While we have a tendency to define ourselves based on our likeness to other things—we say humans are like a god, like a clock, or like a computer—there is a countervailing impulse to understand our humanity through the process of differentiation. And as computers increasingly come to take on the qualities we once understood as distinctly human, we keep moving the bar to maintain our sense of distinction. From the earliest days of AI, the goal was to create a machine that had human-like intelligence. Turing and the early cyberneticists took it for granted that this meant higher cognition: a successful intelligent machine would be able to manipulate numbers, beat a human in backgammon or chess, and solve complex theorems. But the more competent AI systems become at these cerebral tasks, the more stubbornly we resist granting them human intelligence.
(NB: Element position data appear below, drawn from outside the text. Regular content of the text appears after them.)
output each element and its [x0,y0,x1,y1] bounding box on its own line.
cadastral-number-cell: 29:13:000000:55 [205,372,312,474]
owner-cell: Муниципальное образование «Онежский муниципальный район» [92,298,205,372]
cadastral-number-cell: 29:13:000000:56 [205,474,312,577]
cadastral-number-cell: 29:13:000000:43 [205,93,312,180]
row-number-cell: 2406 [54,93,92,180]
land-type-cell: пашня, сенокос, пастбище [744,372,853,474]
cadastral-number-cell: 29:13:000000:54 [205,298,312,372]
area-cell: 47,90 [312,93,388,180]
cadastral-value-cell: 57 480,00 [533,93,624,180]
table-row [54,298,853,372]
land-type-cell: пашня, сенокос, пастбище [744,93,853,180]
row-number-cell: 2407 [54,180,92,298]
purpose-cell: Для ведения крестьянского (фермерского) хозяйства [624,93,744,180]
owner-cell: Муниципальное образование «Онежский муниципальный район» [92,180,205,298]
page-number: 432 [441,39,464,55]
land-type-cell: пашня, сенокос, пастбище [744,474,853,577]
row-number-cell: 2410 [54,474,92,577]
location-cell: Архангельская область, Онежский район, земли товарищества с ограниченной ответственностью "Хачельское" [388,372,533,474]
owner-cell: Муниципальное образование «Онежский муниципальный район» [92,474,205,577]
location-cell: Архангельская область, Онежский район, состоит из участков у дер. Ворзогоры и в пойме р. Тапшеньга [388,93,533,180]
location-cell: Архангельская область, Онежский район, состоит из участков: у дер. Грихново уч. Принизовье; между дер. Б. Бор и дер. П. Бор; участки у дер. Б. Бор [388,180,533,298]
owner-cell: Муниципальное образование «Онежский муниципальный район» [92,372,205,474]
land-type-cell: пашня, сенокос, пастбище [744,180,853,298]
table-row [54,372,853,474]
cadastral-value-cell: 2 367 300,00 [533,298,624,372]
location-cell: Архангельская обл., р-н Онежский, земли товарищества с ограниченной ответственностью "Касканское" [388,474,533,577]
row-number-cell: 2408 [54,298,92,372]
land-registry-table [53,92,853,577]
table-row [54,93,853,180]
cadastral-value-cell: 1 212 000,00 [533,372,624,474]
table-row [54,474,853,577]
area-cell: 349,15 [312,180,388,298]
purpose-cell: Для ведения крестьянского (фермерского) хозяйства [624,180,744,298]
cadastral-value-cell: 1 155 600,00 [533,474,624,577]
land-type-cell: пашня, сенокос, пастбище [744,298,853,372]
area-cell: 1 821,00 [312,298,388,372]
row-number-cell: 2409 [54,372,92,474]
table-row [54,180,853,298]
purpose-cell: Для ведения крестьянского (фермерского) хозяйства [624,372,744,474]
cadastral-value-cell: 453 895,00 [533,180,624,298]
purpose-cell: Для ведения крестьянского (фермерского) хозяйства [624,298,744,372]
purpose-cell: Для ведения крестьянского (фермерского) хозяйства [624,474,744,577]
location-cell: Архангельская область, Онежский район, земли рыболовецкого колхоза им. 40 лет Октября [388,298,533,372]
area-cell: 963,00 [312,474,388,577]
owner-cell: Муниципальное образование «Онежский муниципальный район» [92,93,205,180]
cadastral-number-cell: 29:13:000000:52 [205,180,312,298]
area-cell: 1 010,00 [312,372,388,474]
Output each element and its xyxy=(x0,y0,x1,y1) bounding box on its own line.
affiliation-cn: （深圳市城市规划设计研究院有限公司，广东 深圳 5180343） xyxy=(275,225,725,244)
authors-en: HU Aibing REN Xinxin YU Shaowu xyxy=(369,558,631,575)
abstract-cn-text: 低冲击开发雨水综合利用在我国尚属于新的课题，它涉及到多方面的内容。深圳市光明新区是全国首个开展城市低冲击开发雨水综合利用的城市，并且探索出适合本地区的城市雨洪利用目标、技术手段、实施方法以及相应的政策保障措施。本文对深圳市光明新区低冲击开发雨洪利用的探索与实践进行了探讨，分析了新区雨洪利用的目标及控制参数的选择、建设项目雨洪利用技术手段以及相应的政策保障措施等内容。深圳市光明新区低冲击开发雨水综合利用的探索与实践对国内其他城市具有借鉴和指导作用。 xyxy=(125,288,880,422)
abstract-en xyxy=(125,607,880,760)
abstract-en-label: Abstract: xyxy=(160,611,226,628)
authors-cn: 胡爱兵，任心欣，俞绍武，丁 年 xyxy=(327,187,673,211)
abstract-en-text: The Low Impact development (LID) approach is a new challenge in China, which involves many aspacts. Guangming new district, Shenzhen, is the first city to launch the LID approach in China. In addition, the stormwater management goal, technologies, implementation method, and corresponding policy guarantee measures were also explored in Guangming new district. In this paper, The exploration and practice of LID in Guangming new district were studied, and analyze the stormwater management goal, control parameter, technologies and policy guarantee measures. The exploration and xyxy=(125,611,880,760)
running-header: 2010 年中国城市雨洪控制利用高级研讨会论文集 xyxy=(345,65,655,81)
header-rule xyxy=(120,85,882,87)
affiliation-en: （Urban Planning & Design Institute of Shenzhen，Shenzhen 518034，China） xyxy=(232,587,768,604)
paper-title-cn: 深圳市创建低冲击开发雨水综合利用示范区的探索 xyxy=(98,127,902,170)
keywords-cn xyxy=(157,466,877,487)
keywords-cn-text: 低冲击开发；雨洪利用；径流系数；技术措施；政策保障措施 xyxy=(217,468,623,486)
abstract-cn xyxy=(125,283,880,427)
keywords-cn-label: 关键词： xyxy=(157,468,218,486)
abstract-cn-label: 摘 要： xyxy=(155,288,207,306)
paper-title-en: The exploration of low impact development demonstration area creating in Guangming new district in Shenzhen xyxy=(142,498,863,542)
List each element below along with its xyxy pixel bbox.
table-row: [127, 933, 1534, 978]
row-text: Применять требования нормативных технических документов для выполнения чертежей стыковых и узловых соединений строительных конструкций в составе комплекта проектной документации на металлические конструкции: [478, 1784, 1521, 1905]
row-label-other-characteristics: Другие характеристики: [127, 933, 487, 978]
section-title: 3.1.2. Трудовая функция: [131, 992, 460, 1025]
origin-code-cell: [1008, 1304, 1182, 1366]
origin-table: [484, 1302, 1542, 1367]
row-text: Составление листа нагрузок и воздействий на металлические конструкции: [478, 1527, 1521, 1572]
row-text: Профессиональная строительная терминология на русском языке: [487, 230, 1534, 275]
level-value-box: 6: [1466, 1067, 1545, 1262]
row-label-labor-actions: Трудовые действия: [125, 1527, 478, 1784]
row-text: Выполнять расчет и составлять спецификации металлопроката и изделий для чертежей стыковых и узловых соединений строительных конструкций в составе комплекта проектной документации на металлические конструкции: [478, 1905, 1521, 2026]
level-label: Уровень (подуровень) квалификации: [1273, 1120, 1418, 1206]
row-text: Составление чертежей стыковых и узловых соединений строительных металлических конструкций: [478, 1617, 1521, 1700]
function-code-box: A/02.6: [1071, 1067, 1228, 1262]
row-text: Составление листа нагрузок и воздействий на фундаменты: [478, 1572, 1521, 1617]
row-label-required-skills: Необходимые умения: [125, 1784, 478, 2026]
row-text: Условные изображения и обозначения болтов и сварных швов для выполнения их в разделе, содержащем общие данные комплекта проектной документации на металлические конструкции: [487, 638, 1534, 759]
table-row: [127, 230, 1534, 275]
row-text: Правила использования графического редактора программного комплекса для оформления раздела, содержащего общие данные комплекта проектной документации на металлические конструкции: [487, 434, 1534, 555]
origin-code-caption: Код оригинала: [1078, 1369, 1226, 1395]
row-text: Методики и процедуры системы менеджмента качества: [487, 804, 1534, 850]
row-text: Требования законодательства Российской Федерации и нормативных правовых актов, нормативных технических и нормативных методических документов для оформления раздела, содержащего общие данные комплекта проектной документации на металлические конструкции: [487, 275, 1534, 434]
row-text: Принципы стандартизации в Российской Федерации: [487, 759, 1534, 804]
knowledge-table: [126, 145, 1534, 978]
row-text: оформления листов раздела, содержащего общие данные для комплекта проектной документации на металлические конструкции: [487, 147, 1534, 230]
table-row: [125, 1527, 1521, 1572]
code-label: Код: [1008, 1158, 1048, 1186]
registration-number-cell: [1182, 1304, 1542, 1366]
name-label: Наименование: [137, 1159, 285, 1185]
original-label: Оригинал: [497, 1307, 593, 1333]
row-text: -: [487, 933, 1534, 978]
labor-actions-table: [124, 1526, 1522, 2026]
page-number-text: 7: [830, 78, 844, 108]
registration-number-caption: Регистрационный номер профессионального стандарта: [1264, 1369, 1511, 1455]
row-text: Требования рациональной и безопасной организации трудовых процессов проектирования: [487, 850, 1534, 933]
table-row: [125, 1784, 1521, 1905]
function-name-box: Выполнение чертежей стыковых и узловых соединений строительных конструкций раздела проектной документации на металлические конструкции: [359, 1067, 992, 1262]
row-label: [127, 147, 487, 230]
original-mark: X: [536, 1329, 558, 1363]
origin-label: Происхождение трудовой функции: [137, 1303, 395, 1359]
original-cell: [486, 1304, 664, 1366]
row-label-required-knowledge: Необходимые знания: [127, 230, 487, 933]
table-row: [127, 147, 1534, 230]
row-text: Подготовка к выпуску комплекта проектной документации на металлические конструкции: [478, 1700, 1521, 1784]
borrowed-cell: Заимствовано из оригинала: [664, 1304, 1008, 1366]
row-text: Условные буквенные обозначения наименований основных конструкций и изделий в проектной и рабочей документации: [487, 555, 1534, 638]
When IBM’s Deep Blue computer won its first game of chess against Garry Kasparov in 1996 the philosopher John Searle remained unimpressed. “Chess is a trivial game because there’s perfect information about it,” he said. Human consciousness, he insisted, depended on emotional experience: “Does the computer worry about its next move? Does it worry about whether its wife is bored by the length of the games?” Searle was not alone. In his 1979 book Gödel, Escher, Bach, the cognitive science professor Douglas Hofstadter had claimed that chess-playing was a creative activity like art and musical composition; it required an intelligence that was distinctly human. But after the Kasparov match, he, too, was dismissive. “My God, I used to think chess required thought,” he told the New York Times. “Now I realize it doesn’t.”
It turns out that computers are particularly adept at the tasks that we humans find most difficult: crunching equations, solving logical propositions, and other modes of abstract thought. What artificial intelligence finds most difficult are the sensory perceptive tasks and motor skills that we perform unconsciously: walking, drinking from a cup, seeing and feeling the world through our senses. Today, as AI continues to blow past us in benchmark after benchmark of higher cognition, we quell our anxiety by insisting that what distinguishes true consciousness is emotions, perception, the ability to experience and feel: the qualities, in other words, that we share with animals.
If there were gods, they would surely be laughing their heads off at the inconsistency of our logic. We spent centuries denying consciousness in animals precisely because they lacked reason or higher thought. (Darwin claimed that despite our lowly origins, we maintained as humans a “godlike intellect” that distinguished us from other animals.) As late as the fifties, the scientific consensus was that chimpanzees—who share almost 99 percent of our DNA—did not have minds. When Jane Goodall began working with Tanzanian chimps, she used human pronouns. Before publishing, the editor made systematic corrections: He and she were changed to it. Who was changed to which.